Mais quelle forme ?    Inconsciemment alimenté par le contexte international qui nous environne depuis plusieurs années …  voilà ce qui est sorti de ma CAO et de mes neurones : un visage presque complètement masqué par les mains, pour illustrer l’expression « faire l’autruche ». Ne pas voir le danger qui nous entoure et tenter de s’en isoler, quoiqu’attiré comme morbidement par la désolation qui s’approche.

Alors, Jean-Claude, une sculpture d’actualité ?

Je vous propose en fait plusieurs lectures possibles : une sculpture introspective poussant le visiteur à s’interroger sur son propre comportement devant le danger : faire face ou fuir sagement sur les conseils éventuels d’un inconscient submergé d’émotions négatives // une sculpture de refus devant le trop-plein d’informations déversées à jets répétés par les médias notamment les chaînes-d’info-en-continu où des « toutologues » vous expliquent à longueur de journée -doctement mais sans rien y connaître- les intentions des deux dictateurs ou les calibres de leurs armes // une sculpture symbole du déni de la guerre qui s’approche de nous // une sculpture purement humoristique où le sculpteur se moque de son sujet // une sculpture plus philosophique où l’œil tient la première place, celui que Victor Hugo décrivait dans son poème « Conscience » de la Légende des Siècles pour juger et jauger le Mal qu’avait fait Caïn …

Alors, vous-même comment comprenez-vous ma sculpture ?

 

La modélisation CAO des mains s’est bien déroulée, avec une étude préalable des proportions bras / poignet / main.  Chaque phalange a été modélisée par un cylindre, placé sur la courbe médiane du doigt correspondant. Quant au visage lui-même je suis allé au plus rapide car finalement on ne fait que le deviner mis à part le front, la chevelure et le nez ! Par contre j’ai soigné l’œil dont j’ai voulu bien respecter localisation, dimensions, profondeur, malgré l’espace réduit où il est visible entre les deux doigts entrouverts de la main droite.
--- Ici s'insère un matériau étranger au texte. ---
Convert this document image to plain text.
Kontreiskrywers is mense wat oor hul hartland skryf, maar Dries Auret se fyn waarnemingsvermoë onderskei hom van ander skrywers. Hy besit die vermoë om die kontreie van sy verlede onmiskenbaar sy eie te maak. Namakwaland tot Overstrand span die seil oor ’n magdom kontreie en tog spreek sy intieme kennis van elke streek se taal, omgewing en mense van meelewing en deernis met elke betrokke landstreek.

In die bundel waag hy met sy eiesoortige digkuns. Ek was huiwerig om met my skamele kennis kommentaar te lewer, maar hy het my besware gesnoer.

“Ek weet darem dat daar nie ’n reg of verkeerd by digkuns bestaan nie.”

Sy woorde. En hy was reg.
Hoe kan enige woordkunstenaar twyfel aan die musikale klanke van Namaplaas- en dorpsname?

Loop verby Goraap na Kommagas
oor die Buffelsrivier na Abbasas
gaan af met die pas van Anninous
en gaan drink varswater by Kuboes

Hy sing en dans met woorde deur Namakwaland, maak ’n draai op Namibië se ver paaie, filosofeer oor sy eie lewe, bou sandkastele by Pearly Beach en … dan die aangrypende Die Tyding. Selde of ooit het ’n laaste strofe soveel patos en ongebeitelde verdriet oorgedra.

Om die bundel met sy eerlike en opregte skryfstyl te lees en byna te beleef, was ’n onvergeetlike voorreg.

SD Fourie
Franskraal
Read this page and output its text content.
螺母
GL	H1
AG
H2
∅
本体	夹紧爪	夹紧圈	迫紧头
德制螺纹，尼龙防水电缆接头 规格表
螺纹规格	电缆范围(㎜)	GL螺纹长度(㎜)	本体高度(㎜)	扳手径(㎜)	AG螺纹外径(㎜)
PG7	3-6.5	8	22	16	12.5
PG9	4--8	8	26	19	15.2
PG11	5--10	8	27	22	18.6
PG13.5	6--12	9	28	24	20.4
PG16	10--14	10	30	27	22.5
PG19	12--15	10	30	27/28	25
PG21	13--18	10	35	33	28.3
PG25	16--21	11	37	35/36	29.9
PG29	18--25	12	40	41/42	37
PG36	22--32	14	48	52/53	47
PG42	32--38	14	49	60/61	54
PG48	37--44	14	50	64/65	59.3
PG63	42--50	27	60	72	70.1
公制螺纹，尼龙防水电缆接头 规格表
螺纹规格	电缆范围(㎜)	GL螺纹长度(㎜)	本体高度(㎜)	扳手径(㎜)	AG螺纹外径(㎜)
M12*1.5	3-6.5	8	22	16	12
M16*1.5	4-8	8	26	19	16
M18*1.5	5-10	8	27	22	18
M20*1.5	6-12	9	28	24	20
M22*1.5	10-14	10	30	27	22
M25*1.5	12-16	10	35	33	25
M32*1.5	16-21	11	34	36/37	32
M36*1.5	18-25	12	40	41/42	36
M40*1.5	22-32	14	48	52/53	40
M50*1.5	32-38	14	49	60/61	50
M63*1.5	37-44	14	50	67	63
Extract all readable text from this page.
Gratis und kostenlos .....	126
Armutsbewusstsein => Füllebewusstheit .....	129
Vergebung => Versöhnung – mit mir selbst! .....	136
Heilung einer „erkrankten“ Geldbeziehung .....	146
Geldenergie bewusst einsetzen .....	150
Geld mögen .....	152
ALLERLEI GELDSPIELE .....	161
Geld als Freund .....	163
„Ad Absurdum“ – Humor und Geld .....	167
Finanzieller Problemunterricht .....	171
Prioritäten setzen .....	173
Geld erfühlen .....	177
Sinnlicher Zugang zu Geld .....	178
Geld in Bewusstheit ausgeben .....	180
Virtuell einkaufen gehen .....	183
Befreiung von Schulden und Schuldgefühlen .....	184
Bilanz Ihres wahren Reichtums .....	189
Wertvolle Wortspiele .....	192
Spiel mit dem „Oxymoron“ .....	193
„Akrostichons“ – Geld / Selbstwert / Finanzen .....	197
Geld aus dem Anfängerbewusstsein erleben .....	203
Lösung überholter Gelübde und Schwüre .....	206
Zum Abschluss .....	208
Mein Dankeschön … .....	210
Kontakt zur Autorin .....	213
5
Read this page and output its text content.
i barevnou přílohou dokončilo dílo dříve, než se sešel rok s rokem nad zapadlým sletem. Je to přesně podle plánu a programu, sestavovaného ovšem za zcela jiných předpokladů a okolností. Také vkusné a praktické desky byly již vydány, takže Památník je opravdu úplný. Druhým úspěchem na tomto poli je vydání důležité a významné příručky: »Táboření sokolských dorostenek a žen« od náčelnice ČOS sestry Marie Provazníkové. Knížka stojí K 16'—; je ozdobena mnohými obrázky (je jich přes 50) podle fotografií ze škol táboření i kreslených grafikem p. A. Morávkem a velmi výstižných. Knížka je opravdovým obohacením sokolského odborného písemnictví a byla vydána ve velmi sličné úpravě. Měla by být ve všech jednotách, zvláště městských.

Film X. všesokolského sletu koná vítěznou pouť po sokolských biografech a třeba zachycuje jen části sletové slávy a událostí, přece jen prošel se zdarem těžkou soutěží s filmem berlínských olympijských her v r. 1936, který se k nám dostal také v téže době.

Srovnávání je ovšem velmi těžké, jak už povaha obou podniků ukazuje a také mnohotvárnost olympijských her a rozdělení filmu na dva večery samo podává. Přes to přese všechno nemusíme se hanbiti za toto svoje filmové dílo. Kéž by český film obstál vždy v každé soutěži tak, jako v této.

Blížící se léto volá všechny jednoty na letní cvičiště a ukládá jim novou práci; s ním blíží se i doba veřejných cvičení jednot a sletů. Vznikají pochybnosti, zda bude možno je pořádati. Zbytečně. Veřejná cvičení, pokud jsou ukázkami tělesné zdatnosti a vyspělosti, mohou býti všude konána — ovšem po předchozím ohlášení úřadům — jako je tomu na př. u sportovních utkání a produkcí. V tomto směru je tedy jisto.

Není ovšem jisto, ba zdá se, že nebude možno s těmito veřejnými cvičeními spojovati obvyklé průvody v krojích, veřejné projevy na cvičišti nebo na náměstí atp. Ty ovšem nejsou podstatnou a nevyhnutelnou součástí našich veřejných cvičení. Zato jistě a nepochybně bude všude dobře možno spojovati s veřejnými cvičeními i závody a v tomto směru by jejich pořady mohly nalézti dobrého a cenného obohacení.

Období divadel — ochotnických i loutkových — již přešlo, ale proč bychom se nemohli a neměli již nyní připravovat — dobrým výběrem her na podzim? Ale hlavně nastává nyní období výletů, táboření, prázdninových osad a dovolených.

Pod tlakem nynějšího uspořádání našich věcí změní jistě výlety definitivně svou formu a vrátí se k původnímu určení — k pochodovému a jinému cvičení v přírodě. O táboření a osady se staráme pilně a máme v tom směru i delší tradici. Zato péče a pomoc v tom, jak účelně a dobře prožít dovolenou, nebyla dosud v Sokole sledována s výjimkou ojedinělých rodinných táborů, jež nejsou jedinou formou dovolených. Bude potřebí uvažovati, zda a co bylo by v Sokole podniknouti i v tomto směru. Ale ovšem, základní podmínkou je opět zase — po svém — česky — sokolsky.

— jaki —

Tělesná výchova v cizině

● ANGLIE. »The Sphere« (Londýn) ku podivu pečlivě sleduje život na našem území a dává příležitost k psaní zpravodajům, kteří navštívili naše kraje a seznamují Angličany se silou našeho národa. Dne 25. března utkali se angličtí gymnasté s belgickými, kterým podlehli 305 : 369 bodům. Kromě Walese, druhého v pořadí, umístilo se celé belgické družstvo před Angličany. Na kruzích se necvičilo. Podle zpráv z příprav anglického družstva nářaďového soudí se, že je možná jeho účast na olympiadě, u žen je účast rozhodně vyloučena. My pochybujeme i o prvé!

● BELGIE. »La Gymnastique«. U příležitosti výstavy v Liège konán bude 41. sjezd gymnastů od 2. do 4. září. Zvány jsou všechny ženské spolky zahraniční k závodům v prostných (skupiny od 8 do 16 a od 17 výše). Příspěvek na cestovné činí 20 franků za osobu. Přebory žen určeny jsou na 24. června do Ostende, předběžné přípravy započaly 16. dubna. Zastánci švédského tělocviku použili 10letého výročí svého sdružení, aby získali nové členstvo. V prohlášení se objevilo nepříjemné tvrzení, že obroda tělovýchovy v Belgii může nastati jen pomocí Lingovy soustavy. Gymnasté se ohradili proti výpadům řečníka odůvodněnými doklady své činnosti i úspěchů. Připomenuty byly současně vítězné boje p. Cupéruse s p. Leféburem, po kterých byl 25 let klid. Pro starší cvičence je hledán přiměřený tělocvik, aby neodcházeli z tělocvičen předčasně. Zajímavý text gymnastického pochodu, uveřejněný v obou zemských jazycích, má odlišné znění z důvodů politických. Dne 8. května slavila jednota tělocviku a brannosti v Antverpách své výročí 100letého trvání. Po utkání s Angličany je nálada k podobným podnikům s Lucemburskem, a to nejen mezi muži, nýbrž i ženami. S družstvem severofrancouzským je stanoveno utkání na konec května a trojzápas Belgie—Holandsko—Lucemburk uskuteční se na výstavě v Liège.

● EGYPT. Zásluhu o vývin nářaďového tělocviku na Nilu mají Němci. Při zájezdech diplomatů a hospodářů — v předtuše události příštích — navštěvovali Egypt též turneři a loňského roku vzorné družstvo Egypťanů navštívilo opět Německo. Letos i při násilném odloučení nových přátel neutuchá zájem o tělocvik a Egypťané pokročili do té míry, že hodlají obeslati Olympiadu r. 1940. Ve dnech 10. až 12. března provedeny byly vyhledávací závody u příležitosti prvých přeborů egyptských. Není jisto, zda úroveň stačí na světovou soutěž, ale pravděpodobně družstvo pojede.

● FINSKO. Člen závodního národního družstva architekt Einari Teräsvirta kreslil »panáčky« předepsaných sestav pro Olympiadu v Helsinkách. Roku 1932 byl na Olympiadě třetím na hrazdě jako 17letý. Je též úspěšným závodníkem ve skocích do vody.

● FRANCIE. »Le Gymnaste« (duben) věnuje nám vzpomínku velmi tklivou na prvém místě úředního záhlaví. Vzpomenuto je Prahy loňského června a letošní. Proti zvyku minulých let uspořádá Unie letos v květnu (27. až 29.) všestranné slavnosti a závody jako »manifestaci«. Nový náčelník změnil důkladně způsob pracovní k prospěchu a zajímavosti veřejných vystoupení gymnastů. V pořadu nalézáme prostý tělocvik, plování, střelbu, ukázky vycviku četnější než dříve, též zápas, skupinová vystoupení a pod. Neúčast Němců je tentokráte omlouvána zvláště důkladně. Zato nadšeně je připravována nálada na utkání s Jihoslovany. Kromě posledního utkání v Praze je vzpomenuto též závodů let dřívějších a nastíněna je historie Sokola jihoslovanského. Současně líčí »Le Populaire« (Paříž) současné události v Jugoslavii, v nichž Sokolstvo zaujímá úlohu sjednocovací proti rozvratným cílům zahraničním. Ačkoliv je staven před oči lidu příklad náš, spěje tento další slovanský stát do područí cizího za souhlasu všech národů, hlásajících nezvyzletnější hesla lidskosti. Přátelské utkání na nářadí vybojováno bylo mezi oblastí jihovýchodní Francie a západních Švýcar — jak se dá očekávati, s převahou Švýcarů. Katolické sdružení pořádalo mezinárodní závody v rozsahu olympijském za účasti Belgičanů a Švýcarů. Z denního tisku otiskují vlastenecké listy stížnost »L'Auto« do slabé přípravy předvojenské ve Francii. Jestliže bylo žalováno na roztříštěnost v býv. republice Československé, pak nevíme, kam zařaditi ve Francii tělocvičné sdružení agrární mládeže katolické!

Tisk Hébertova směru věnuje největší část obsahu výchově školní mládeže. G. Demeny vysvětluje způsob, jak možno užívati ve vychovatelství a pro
La taille elle-même a débuté à l’été 2025, après l’achèvement de « torsions ». J’ai pris plaisir à « ressentir » le houx, sa résistance, son fil régulier, sa blancheur entrecoupée de cernes réguliers légèrement rosés. Je suis malheureusement tombé sur une présence assez importante de vers, assez curieuse pour une essence aussi dure (je n’ai pour ma part jamais vu de trous de vers dans des essences de dureté comparable comme l’oliver ou le buis). La taille des avant-bras m’a permis de revisiter la musculation de leur face postérieure où se trouve une dépression longitudinale qu’il faut tailler avec une gouge assez creuse, en position opposée aux gouges plus plates adaptées à la rotondité des 2 muscles l’encadrant. La taille des phalanges a nécessité beaucoup de doigté (!) pour reproduire leur creux médian, du fait de leur position « en fil affleurant » pour une bonne part d’entre eux. Dans ce cas, la seule solution est de raccorder le haut et le bas de la taille faite dans le fil, par un geste croisé en fil de travers, sachant que chaque phalange a en plus une double courbure (verticalement concave et transversalement convexe).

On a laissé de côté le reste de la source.